Witajcie,
W dniu 31.07.2019r. skończyłem już 5 lat. Duży już ze mnie chłopiec. Pięć lat temu rodzice i siostra czekali na mnie i nie mogli się doczekać mojego przyjścia na świat. Czekali na zdrowego synka, brata a zamiast niego na świat przyszedłem ja – Mikołaj – dziecko niepełnosprawne. Dla rodziców był to ból, smutek, żal, ciągłe pytania: „Dlaczego?”
Jednak dużo czasu nie mieli rodzice na użalanie się i płacz. Szybko trzeba było się ogarnąć, aby dać mi to co najważniejsze – miłość, zrozumienie i akceptację. Oczywiście rodzice wiedzieli, że oprócz tego wszystkiego muszą szukać dla mnie terapii, która będzie moją drogą do samodzielności. Dzisiaj chodzę, próbuję biegać (bo z moim obniżonym napięciem nie jest łatwo biegać), jeżdżę na rowerze, gram w piłkę, sam się ubieram i komunikuję się. 5 lat pracy, ale gdy widać efekty tej pracy to nie można narzekać i trzeba dalej iść do przodu.

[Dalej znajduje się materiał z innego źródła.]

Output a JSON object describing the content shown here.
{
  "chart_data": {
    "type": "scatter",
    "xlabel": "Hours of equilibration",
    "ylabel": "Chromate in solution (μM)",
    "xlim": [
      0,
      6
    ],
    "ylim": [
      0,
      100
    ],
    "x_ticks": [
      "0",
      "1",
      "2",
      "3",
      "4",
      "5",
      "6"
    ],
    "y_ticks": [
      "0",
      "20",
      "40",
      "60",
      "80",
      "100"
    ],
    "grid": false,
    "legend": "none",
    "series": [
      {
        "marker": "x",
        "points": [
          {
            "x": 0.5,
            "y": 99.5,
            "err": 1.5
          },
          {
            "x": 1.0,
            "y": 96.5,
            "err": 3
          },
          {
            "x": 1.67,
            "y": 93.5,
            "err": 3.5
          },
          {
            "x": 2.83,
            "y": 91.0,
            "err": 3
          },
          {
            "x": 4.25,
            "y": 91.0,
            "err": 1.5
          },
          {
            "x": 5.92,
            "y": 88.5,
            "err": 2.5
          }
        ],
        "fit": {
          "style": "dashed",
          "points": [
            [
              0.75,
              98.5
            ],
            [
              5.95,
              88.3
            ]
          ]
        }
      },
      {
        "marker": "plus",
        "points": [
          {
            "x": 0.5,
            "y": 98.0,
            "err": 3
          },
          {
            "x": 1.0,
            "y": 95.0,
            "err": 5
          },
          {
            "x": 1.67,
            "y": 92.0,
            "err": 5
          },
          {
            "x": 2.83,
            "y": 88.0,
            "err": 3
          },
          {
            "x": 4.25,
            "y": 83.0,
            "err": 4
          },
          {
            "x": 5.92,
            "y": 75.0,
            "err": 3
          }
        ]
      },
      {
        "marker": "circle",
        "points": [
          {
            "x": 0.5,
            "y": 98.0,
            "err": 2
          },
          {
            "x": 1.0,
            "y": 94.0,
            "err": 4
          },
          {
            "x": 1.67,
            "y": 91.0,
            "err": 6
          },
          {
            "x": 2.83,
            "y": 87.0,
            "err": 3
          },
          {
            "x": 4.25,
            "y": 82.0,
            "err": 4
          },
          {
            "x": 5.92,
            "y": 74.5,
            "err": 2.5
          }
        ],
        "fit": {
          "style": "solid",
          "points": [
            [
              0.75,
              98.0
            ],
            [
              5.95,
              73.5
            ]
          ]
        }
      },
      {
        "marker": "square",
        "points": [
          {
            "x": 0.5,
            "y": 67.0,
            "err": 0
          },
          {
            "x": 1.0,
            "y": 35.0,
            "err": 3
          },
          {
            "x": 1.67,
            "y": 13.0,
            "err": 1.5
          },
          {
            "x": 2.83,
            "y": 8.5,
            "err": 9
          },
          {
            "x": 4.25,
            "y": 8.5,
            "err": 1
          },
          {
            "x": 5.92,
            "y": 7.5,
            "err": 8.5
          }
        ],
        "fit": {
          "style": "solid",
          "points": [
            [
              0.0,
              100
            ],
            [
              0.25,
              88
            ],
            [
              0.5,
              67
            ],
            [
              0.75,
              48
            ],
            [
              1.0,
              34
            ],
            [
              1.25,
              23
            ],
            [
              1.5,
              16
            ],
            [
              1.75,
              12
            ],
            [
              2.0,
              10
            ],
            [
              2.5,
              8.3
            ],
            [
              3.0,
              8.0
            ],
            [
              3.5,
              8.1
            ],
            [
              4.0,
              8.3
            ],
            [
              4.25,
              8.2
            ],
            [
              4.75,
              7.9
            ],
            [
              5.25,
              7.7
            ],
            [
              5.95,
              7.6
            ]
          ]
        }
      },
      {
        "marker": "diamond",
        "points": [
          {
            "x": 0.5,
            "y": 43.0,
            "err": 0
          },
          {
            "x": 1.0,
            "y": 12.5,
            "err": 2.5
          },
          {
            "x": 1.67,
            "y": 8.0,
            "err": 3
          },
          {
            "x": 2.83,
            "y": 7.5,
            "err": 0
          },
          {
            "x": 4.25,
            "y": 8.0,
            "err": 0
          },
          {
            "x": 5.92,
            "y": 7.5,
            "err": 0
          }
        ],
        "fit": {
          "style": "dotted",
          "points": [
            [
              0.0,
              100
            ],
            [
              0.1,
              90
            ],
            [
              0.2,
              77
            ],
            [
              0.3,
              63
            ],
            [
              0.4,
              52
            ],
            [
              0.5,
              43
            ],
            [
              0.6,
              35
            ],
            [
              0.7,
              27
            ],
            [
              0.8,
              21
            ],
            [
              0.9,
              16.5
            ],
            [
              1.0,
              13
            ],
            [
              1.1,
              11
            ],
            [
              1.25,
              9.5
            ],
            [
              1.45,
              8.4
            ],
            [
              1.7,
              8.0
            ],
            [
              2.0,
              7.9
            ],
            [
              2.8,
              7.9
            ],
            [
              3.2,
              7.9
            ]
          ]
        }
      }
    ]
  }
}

Dziękuję wszystkim osobom za życzenia złożone: te osobiście, telefoniczne, na rodziców fb. Dziękuję, że jesteście ze mną, dla mnie to bardzo ważne. Proszę pamiętajcie, że najlepszym prezentem dla mnie będzie zawsze akceptacja Wasza drodzy rodzice, siostro, rodzino, przyjaciele, sąsiedzi, nauczyciele, terapeuci a także akceptacja Waszych znajomych. Niech dodatkowy chromosom, którym zostałem obdarowany nie będzie przeszkodą do akceptacji i zrozumienia.